J Neuroimmunol. 2005 Mar;160(1-2):188-94. doi: 10.1016/j.jneuroim.2004.11.015. Epub 2005 Jan 21.
Expression of metabotropic glutamate receptor 5 (mGluR5) protein is known to be plastic and to depend critically on the astrocytes' microenvironment. In the present study we investigated whether interleukins, which are involved in the immune response following brain injury, could contribute to the regulation of mGluR5 protein in human astrocytes in culture. Using Western blotting and immunocytochemistry, no detectable changes in the expression of the mGluR5 protein were observed with both interleukin 1beta and interleukin 6 in undifferentiated cultures (growing in serum free media). In contrast, in cultures that had been morphologically differentiated by exposure to epidermal growth factor (EGF), addition of interleukin 1beta (but not interleukin 6) reduced mGluR5 protein expression. In addition, stimulation of phosphoinositide hydrolysis by the selective group I agonist (S)-3,5-dihydroxyphenylglycine (DHPG) was reduced after exposure to interleukin 1beta. The suppressive effect on mGluR5 was prevented by the interleukin 1 receptor antagonist. Thus, interleukin 1beta may represent an additional pathway through which mGluR5 expression and function can be modulated in astrocytes under different pathological conditions associated with an inflammatory response.
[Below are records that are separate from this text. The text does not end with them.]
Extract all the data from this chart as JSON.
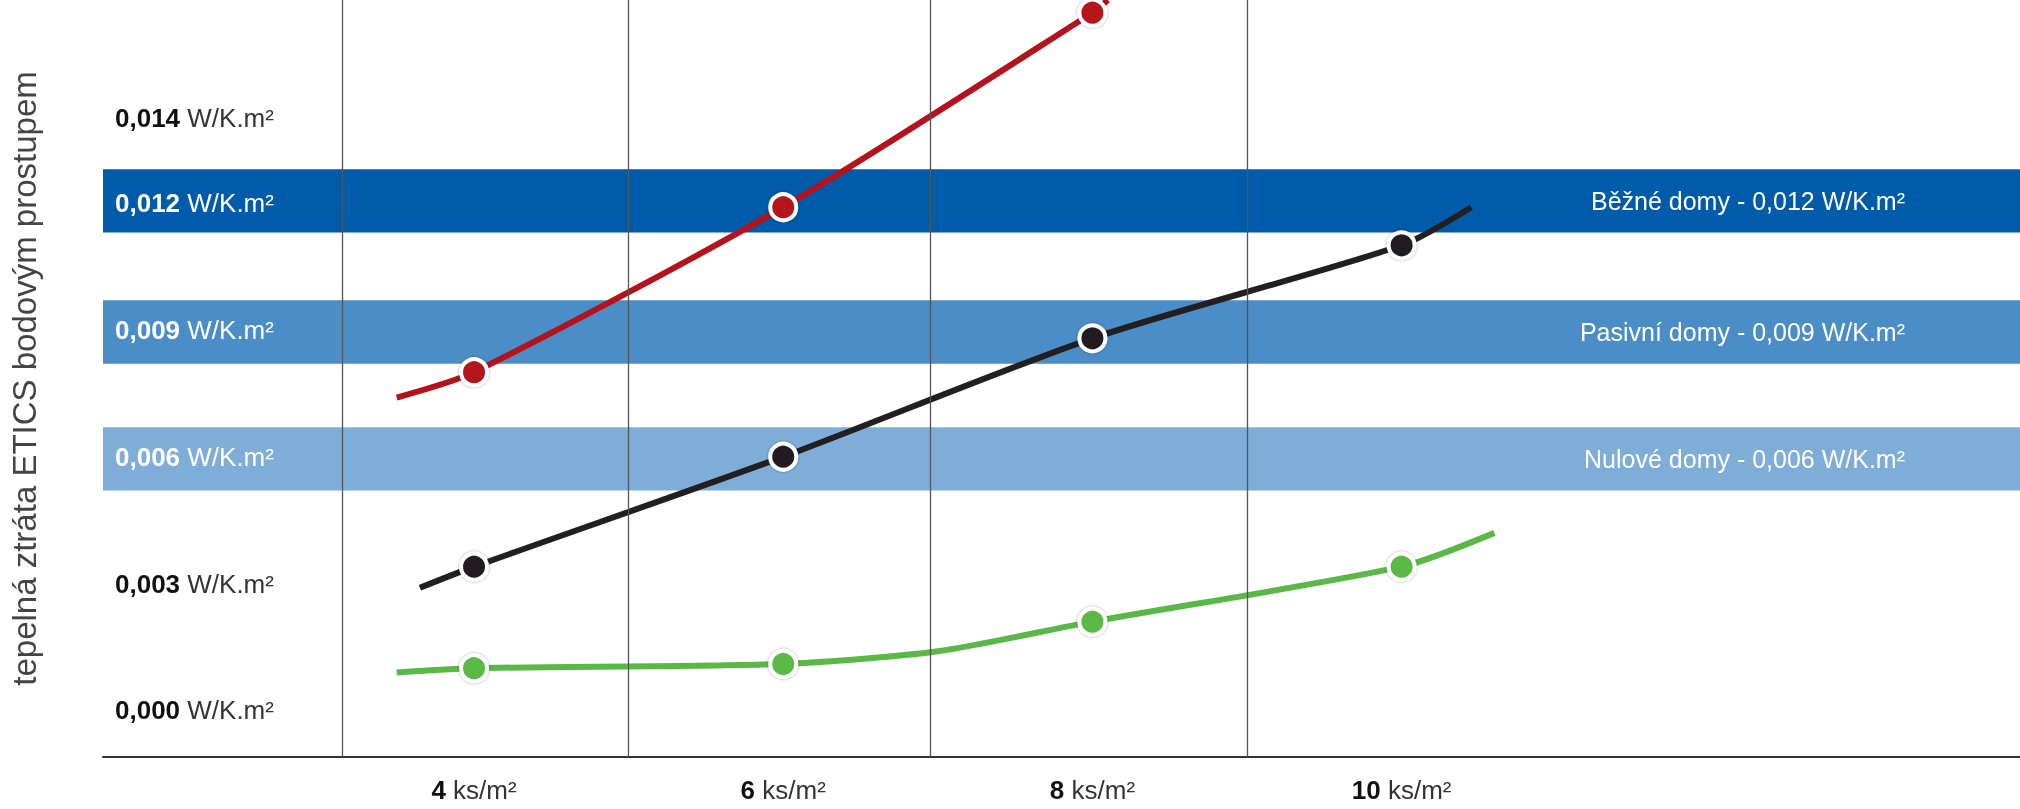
{
  "chart_data": {
    "type": "line",
    "ylabel": "tepelná ztráta ETICS bodovým prostupem",
    "xlim": [
      1.6,
      14
    ],
    "xticks": [
      {
        "value": 4,
        "label": "4 ks/m²"
      },
      {
        "value": 6,
        "label": "6 ks/m²"
      },
      {
        "value": 8,
        "label": "8 ks/m²"
      },
      {
        "value": 10,
        "label": "10 ks/m²"
      }
    ],
    "ylim": [
      -0.0011,
      0.0168
    ],
    "yticks": [
      {
        "value": 0,
        "label": "0,000 W/K.m²"
      },
      {
        "value": 0.003,
        "label": "0,003 W/K.m²"
      },
      {
        "value": 0.006,
        "label": "0,006 W/K.m²"
      },
      {
        "value": 0.009,
        "label": "0,009 W/K.m²"
      },
      {
        "value": 0.012,
        "label": "0,012 W/K.m²"
      },
      {
        "value": 0.014,
        "label": "0,014 W/K.m²"
      }
    ],
    "series": [
      {
        "color": "#b5121b",
        "x": [
          3.5,
          4,
          6,
          8,
          8.1
        ],
        "values": [
          0.0074,
          0.008,
          0.0119,
          0.0165,
          0.0168
        ]
      },
      {
        "color": "#231f20",
        "x": [
          3.65,
          4,
          6,
          8,
          10,
          10.45
        ],
        "values": [
          0.0029,
          0.0034,
          0.006,
          0.0088,
          0.011,
          0.0119
        ]
      },
      {
        "color": "#5ab946",
        "x": [
          3.5,
          4,
          6,
          7,
          8,
          10,
          10.6
        ],
        "values": [
          0.0009,
          0.001,
          0.0011,
          0.0014,
          0.0021,
          0.0034,
          0.0042
        ]
      }
    ],
    "bands": [
      {
        "axis": "y",
        "from": 0.0113,
        "to": 0.0128,
        "label": "Běžné domy - 0,012 W/K.m²",
        "color": "#005bab"
      },
      {
        "axis": "y",
        "from": 0.0082,
        "to": 0.0097,
        "label": "Pasivní domy - 0,009 W/K.m²",
        "color": "#4b8dc6"
      },
      {
        "axis": "y",
        "from": 0.0052,
        "to": 0.0067,
        "label": "Nulové domy - 0,006 W/K.m²",
        "color": "#7eaed8"
      }
    ],
    "ref_lines": [
      {
        "axis": "x",
        "value": 3.15,
        "label": null,
        "color": "#555555"
      },
      {
        "axis": "x",
        "value": 5,
        "label": null,
        "color": "#555555"
      },
      {
        "axis": "x",
        "value": 6.95,
        "label": null,
        "color": "#555555"
      },
      {
        "axis": "x",
        "value": 9,
        "label": null,
        "color": "#555555"
      }
    ],
    "marker": "circle",
    "grid": false
  }
}
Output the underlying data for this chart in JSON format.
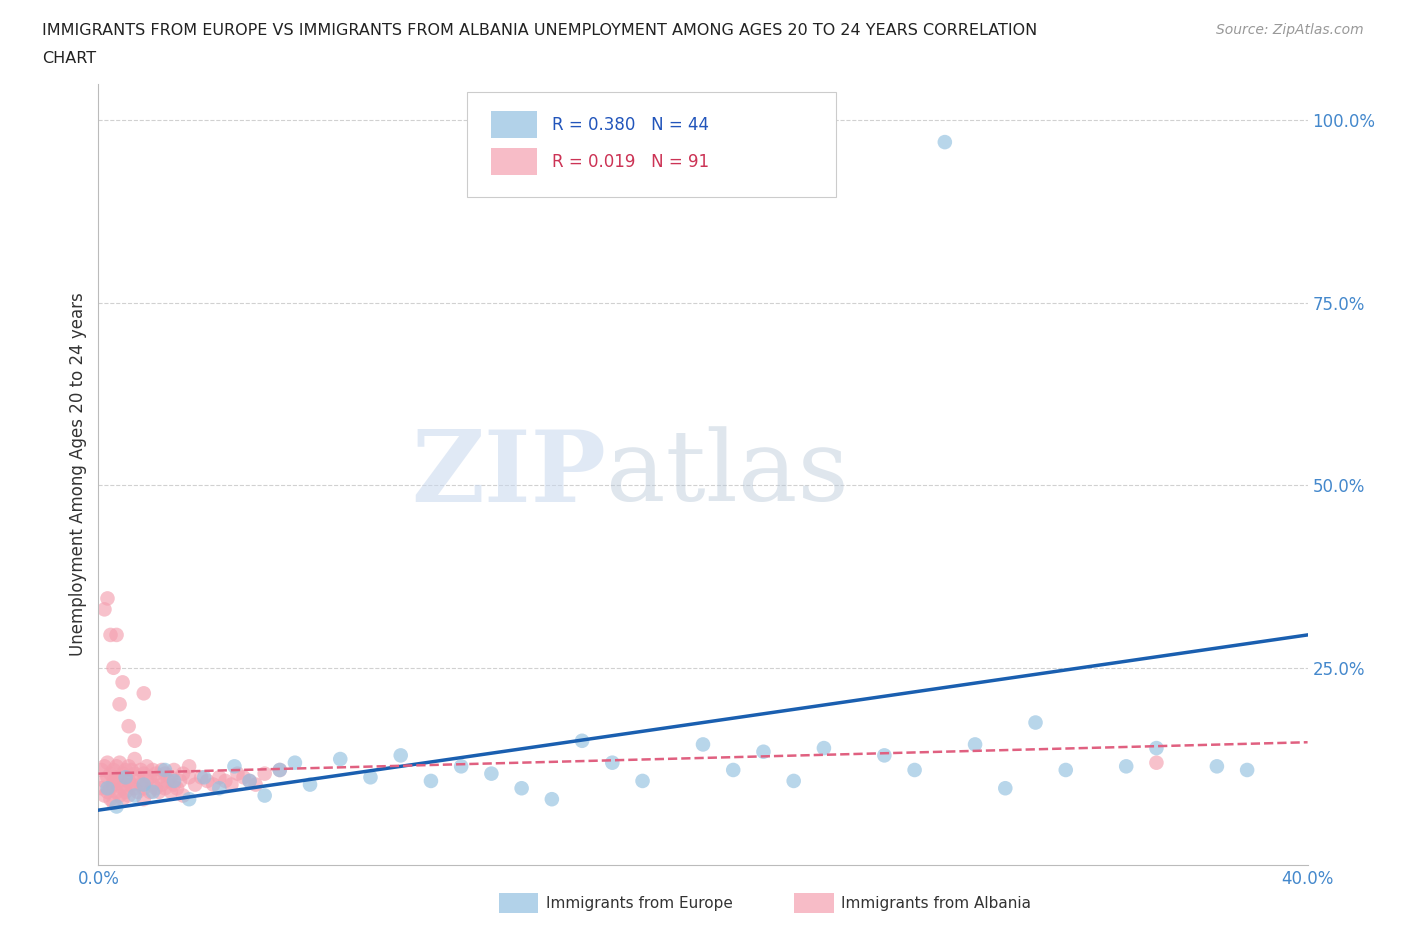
{
  "title_line1": "IMMIGRANTS FROM EUROPE VS IMMIGRANTS FROM ALBANIA UNEMPLOYMENT AMONG AGES 20 TO 24 YEARS CORRELATION",
  "title_line2": "CHART",
  "source": "Source: ZipAtlas.com",
  "ylabel": "Unemployment Among Ages 20 to 24 years",
  "xlim": [
    0.0,
    0.4
  ],
  "ylim": [
    -0.02,
    1.05
  ],
  "europe_color": "#92c0e0",
  "albania_color": "#f4a0b0",
  "europe_R": 0.38,
  "europe_N": 44,
  "albania_R": 0.019,
  "albania_N": 91,
  "europe_trend_color": "#1a5fb0",
  "albania_trend_color": "#e06080",
  "background_color": "#ffffff",
  "europe_trend_start_y": 0.055,
  "europe_trend_end_y": 0.295,
  "albania_trend_start_y": 0.105,
  "albania_trend_end_y": 0.148
}
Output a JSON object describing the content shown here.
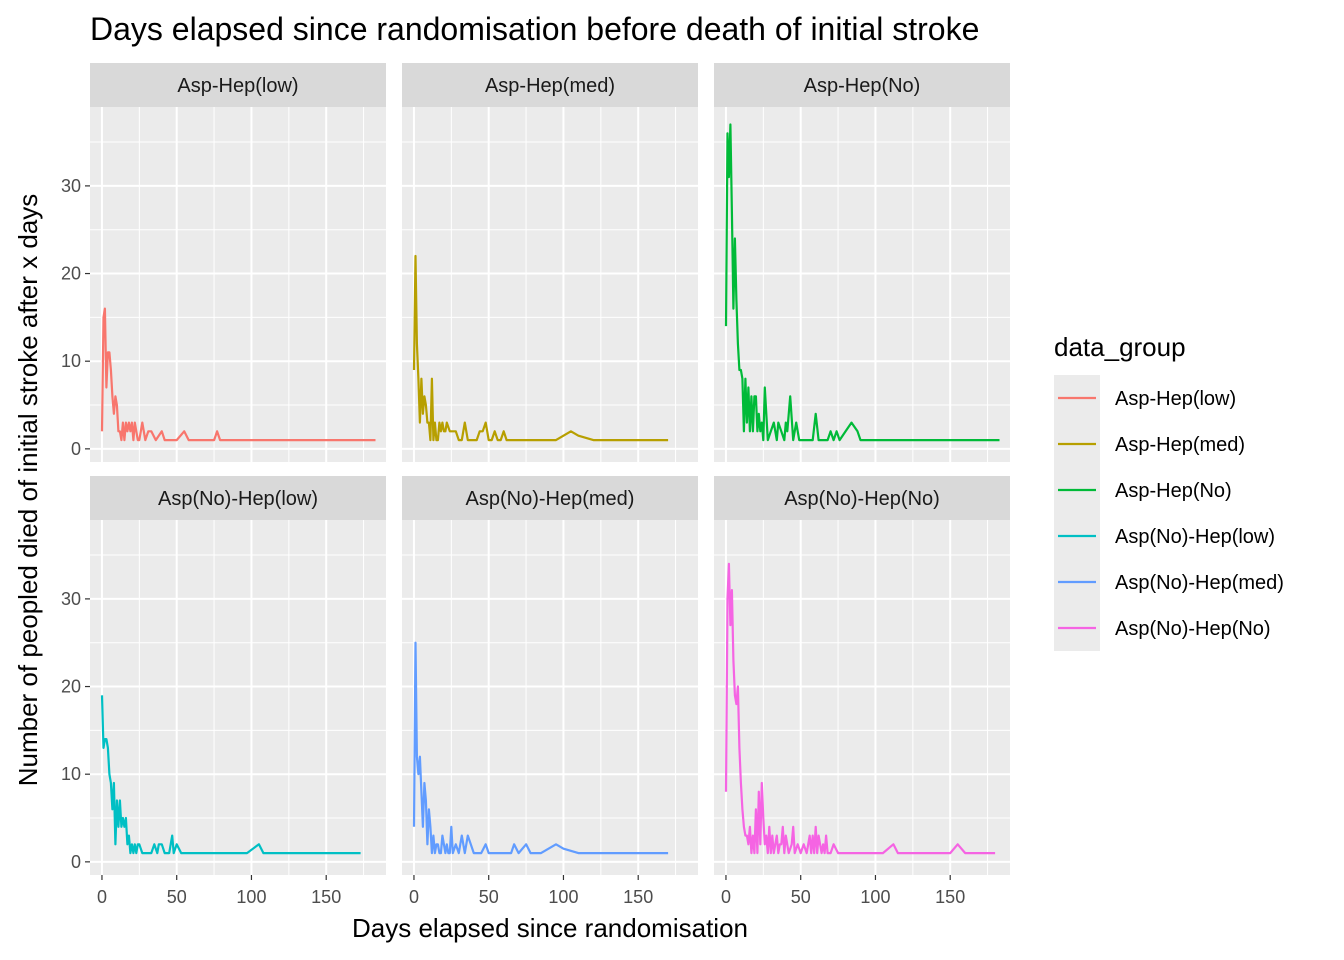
{
  "chart_data": {
    "type": "line",
    "title": "Days elapsed since randomisation before death of initial stroke",
    "xlabel": "Days elapsed since randomisation",
    "ylabel": "Number of peopled died of initial stroke after x days",
    "xlim": [
      -8,
      190
    ],
    "ylim": [
      -1.5,
      39
    ],
    "x_ticks": [
      0,
      50,
      100,
      150
    ],
    "y_ticks": [
      0,
      10,
      20,
      30
    ],
    "grid": true,
    "facet_layout": "2 rows x 3 columns",
    "legend": {
      "title": "data_group",
      "position": "right"
    },
    "series": [
      {
        "name": "Asp-Hep(low)",
        "color": "#F8766D",
        "points": [
          [
            0,
            2
          ],
          [
            1,
            15
          ],
          [
            2,
            16
          ],
          [
            3,
            7
          ],
          [
            4,
            11
          ],
          [
            5,
            11
          ],
          [
            6,
            9
          ],
          [
            7,
            6
          ],
          [
            8,
            4
          ],
          [
            9,
            6
          ],
          [
            10,
            5
          ],
          [
            11,
            2
          ],
          [
            12,
            2
          ],
          [
            13,
            1
          ],
          [
            14,
            3
          ],
          [
            15,
            1
          ],
          [
            16,
            3
          ],
          [
            17,
            2
          ],
          [
            18,
            3
          ],
          [
            19,
            2
          ],
          [
            20,
            3
          ],
          [
            21,
            1
          ],
          [
            22,
            3
          ],
          [
            23,
            2
          ],
          [
            24,
            1
          ],
          [
            25,
            1
          ],
          [
            27,
            3
          ],
          [
            29,
            1
          ],
          [
            31,
            2
          ],
          [
            33,
            2
          ],
          [
            36,
            1
          ],
          [
            40,
            2
          ],
          [
            42,
            1
          ],
          [
            45,
            1
          ],
          [
            47,
            1
          ],
          [
            50,
            1
          ],
          [
            55,
            2
          ],
          [
            58,
            1
          ],
          [
            65,
            1
          ],
          [
            75,
            1
          ],
          [
            77,
            2
          ],
          [
            79,
            1
          ],
          [
            90,
            1
          ],
          [
            110,
            1
          ],
          [
            130,
            1
          ],
          [
            150,
            1
          ],
          [
            170,
            1
          ],
          [
            183,
            1
          ]
        ]
      },
      {
        "name": "Asp-Hep(med)",
        "color": "#B79F00",
        "points": [
          [
            0,
            9
          ],
          [
            1,
            22
          ],
          [
            2,
            12
          ],
          [
            3,
            8
          ],
          [
            4,
            3
          ],
          [
            5,
            8
          ],
          [
            6,
            4
          ],
          [
            7,
            6
          ],
          [
            8,
            5
          ],
          [
            9,
            3
          ],
          [
            10,
            3
          ],
          [
            11,
            1
          ],
          [
            12,
            8
          ],
          [
            13,
            1
          ],
          [
            14,
            3
          ],
          [
            15,
            1
          ],
          [
            16,
            1
          ],
          [
            17,
            3
          ],
          [
            18,
            2
          ],
          [
            19,
            3
          ],
          [
            20,
            2
          ],
          [
            21,
            2
          ],
          [
            22,
            3
          ],
          [
            24,
            2
          ],
          [
            26,
            2
          ],
          [
            28,
            2
          ],
          [
            30,
            1
          ],
          [
            32,
            1
          ],
          [
            34,
            3
          ],
          [
            36,
            1
          ],
          [
            40,
            1
          ],
          [
            42,
            1
          ],
          [
            44,
            2
          ],
          [
            46,
            2
          ],
          [
            48,
            3
          ],
          [
            50,
            1
          ],
          [
            52,
            1
          ],
          [
            54,
            2
          ],
          [
            56,
            1
          ],
          [
            58,
            1
          ],
          [
            60,
            2
          ],
          [
            62,
            1
          ],
          [
            70,
            1
          ],
          [
            80,
            1
          ],
          [
            95,
            1
          ],
          [
            105,
            2
          ],
          [
            110,
            1.5
          ],
          [
            120,
            1
          ],
          [
            140,
            1
          ],
          [
            160,
            1
          ],
          [
            170,
            1
          ]
        ]
      },
      {
        "name": "Asp-Hep(No)",
        "color": "#00BA38",
        "points": [
          [
            0,
            14
          ],
          [
            1,
            36
          ],
          [
            2,
            31
          ],
          [
            3,
            37
          ],
          [
            4,
            27
          ],
          [
            5,
            16
          ],
          [
            6,
            24
          ],
          [
            7,
            17
          ],
          [
            8,
            12
          ],
          [
            9,
            9
          ],
          [
            10,
            9
          ],
          [
            11,
            8
          ],
          [
            12,
            2
          ],
          [
            13,
            8
          ],
          [
            14,
            3
          ],
          [
            15,
            7
          ],
          [
            16,
            2
          ],
          [
            17,
            6
          ],
          [
            18,
            2
          ],
          [
            19,
            6
          ],
          [
            20,
            6
          ],
          [
            21,
            2
          ],
          [
            22,
            4
          ],
          [
            23,
            2
          ],
          [
            24,
            3
          ],
          [
            25,
            1
          ],
          [
            26,
            7
          ],
          [
            27,
            4
          ],
          [
            28,
            1
          ],
          [
            30,
            2
          ],
          [
            32,
            3
          ],
          [
            34,
            1
          ],
          [
            35,
            3
          ],
          [
            37,
            2
          ],
          [
            39,
            1
          ],
          [
            40,
            3
          ],
          [
            41,
            2
          ],
          [
            43,
            6
          ],
          [
            45,
            1
          ],
          [
            47,
            3
          ],
          [
            49,
            1
          ],
          [
            50,
            1
          ],
          [
            52,
            1
          ],
          [
            55,
            1
          ],
          [
            58,
            1
          ],
          [
            60,
            4
          ],
          [
            62,
            1
          ],
          [
            65,
            1
          ],
          [
            68,
            1
          ],
          [
            70,
            2
          ],
          [
            72,
            1
          ],
          [
            74,
            2
          ],
          [
            76,
            1
          ],
          [
            80,
            2
          ],
          [
            84,
            3
          ],
          [
            88,
            2
          ],
          [
            90,
            1
          ],
          [
            100,
            1
          ],
          [
            120,
            1
          ],
          [
            140,
            1
          ],
          [
            160,
            1
          ],
          [
            183,
            1
          ]
        ]
      },
      {
        "name": "Asp(No)-Hep(low)",
        "color": "#00BFC4",
        "points": [
          [
            0,
            19
          ],
          [
            1,
            13
          ],
          [
            2,
            14
          ],
          [
            3,
            14
          ],
          [
            4,
            13
          ],
          [
            5,
            10
          ],
          [
            6,
            9
          ],
          [
            7,
            6
          ],
          [
            8,
            9
          ],
          [
            9,
            2
          ],
          [
            10,
            7
          ],
          [
            11,
            4
          ],
          [
            12,
            7
          ],
          [
            13,
            4
          ],
          [
            14,
            5
          ],
          [
            15,
            4
          ],
          [
            16,
            5
          ],
          [
            17,
            2
          ],
          [
            18,
            3
          ],
          [
            19,
            1
          ],
          [
            20,
            2
          ],
          [
            21,
            1
          ],
          [
            22,
            2
          ],
          [
            23,
            1
          ],
          [
            24,
            2
          ],
          [
            25,
            2
          ],
          [
            27,
            1
          ],
          [
            30,
            1
          ],
          [
            33,
            1
          ],
          [
            35,
            2
          ],
          [
            37,
            1
          ],
          [
            38,
            2
          ],
          [
            40,
            2
          ],
          [
            42,
            1
          ],
          [
            45,
            1
          ],
          [
            47,
            3
          ],
          [
            48,
            1
          ],
          [
            50,
            2
          ],
          [
            53,
            1
          ],
          [
            60,
            1
          ],
          [
            70,
            1
          ],
          [
            80,
            1
          ],
          [
            90,
            1
          ],
          [
            97,
            1
          ],
          [
            105,
            2
          ],
          [
            108,
            1
          ],
          [
            120,
            1
          ],
          [
            140,
            1
          ],
          [
            160,
            1
          ],
          [
            173,
            1
          ]
        ]
      },
      {
        "name": "Asp(No)-Hep(med)",
        "color": "#619CFF",
        "points": [
          [
            0,
            4
          ],
          [
            1,
            25
          ],
          [
            2,
            12
          ],
          [
            3,
            10
          ],
          [
            4,
            12
          ],
          [
            5,
            8
          ],
          [
            6,
            4
          ],
          [
            7,
            9
          ],
          [
            8,
            7
          ],
          [
            9,
            2
          ],
          [
            10,
            6
          ],
          [
            11,
            4
          ],
          [
            12,
            1
          ],
          [
            13,
            3
          ],
          [
            14,
            1
          ],
          [
            15,
            2
          ],
          [
            16,
            2
          ],
          [
            17,
            1
          ],
          [
            18,
            1
          ],
          [
            19,
            3
          ],
          [
            20,
            2
          ],
          [
            21,
            1
          ],
          [
            22,
            2
          ],
          [
            23,
            1
          ],
          [
            24,
            1
          ],
          [
            25,
            4
          ],
          [
            26,
            1
          ],
          [
            28,
            2
          ],
          [
            30,
            1
          ],
          [
            32,
            3
          ],
          [
            34,
            1
          ],
          [
            36,
            3
          ],
          [
            38,
            2
          ],
          [
            40,
            1
          ],
          [
            42,
            1
          ],
          [
            45,
            1
          ],
          [
            48,
            2
          ],
          [
            50,
            1
          ],
          [
            55,
            1
          ],
          [
            60,
            1
          ],
          [
            65,
            1
          ],
          [
            67,
            2
          ],
          [
            70,
            1
          ],
          [
            75,
            2
          ],
          [
            78,
            1
          ],
          [
            85,
            1
          ],
          [
            95,
            2
          ],
          [
            100,
            1.5
          ],
          [
            110,
            1
          ],
          [
            120,
            1
          ],
          [
            140,
            1
          ],
          [
            160,
            1
          ],
          [
            170,
            1
          ]
        ]
      },
      {
        "name": "Asp(No)-Hep(No)",
        "color": "#F564E3",
        "points": [
          [
            0,
            8
          ],
          [
            1,
            30
          ],
          [
            2,
            34
          ],
          [
            3,
            27
          ],
          [
            4,
            31
          ],
          [
            5,
            23
          ],
          [
            6,
            19
          ],
          [
            7,
            18
          ],
          [
            8,
            20
          ],
          [
            9,
            13
          ],
          [
            10,
            9
          ],
          [
            11,
            6
          ],
          [
            12,
            4
          ],
          [
            13,
            3
          ],
          [
            14,
            3
          ],
          [
            15,
            2
          ],
          [
            16,
            4
          ],
          [
            17,
            1
          ],
          [
            18,
            3
          ],
          [
            19,
            1
          ],
          [
            20,
            6
          ],
          [
            21,
            1
          ],
          [
            22,
            8
          ],
          [
            23,
            2
          ],
          [
            24,
            9
          ],
          [
            25,
            5
          ],
          [
            26,
            2
          ],
          [
            27,
            3
          ],
          [
            28,
            1
          ],
          [
            29,
            4
          ],
          [
            30,
            1
          ],
          [
            31,
            3
          ],
          [
            32,
            1
          ],
          [
            33,
            2
          ],
          [
            34,
            3
          ],
          [
            35,
            1
          ],
          [
            36,
            2
          ],
          [
            37,
            2
          ],
          [
            38,
            4
          ],
          [
            39,
            1
          ],
          [
            40,
            3
          ],
          [
            42,
            1
          ],
          [
            44,
            2
          ],
          [
            45,
            4
          ],
          [
            46,
            1
          ],
          [
            48,
            2
          ],
          [
            50,
            1
          ],
          [
            52,
            2
          ],
          [
            54,
            1
          ],
          [
            56,
            3
          ],
          [
            57,
            1
          ],
          [
            58,
            3
          ],
          [
            59,
            1
          ],
          [
            60,
            4
          ],
          [
            61,
            1
          ],
          [
            62,
            3
          ],
          [
            63,
            2
          ],
          [
            64,
            1
          ],
          [
            65,
            2
          ],
          [
            66,
            1
          ],
          [
            67,
            3
          ],
          [
            68,
            1
          ],
          [
            70,
            1
          ],
          [
            72,
            2
          ],
          [
            75,
            1
          ],
          [
            80,
            1
          ],
          [
            90,
            1
          ],
          [
            105,
            1
          ],
          [
            112,
            2
          ],
          [
            115,
            1
          ],
          [
            130,
            1
          ],
          [
            150,
            1
          ],
          [
            155,
            2
          ],
          [
            160,
            1
          ],
          [
            170,
            1
          ],
          [
            180,
            1
          ]
        ]
      }
    ]
  }
}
已知代谢型谷氨酸受体5(mGluR5)蛋白的表达具有可塑性,并且严重依赖于星形胶质细胞的微环境。在本研究中,我们调查了参与脑损伤后免疫反应的白细胞介素是否有助于调节培养的人星形胶质细胞中mGluR5蛋白的表达。使用蛋白质印迹法和免疫细胞化学方法,在未分化的培养物(在无血清培养基中生长)中,白细胞介素1β和白细胞介素6均未观察到mGluR5蛋白表达的可检测变化。相反,在通过暴露于表皮生长因子(EGF)进行形态学分化的培养物中,添加白细胞介素1β(而非白细胞介素6)可降低mGluR5蛋白表达。此外, 在暴露于白细胞介素1β后,选择性I组激动剂(S)-3,5-二羟基苯甘氨酸(DHPG)对磷酸肌醇水解的刺激作用降低。白细胞介素1受体拮抗剂可阻止对mGluR5的抑制作用。因此,白细胞介素1β可能代表了在与炎症反应相关的不同病理条件下,星形胶质细胞中mGluR5表达和功能可被调节的另一条途径。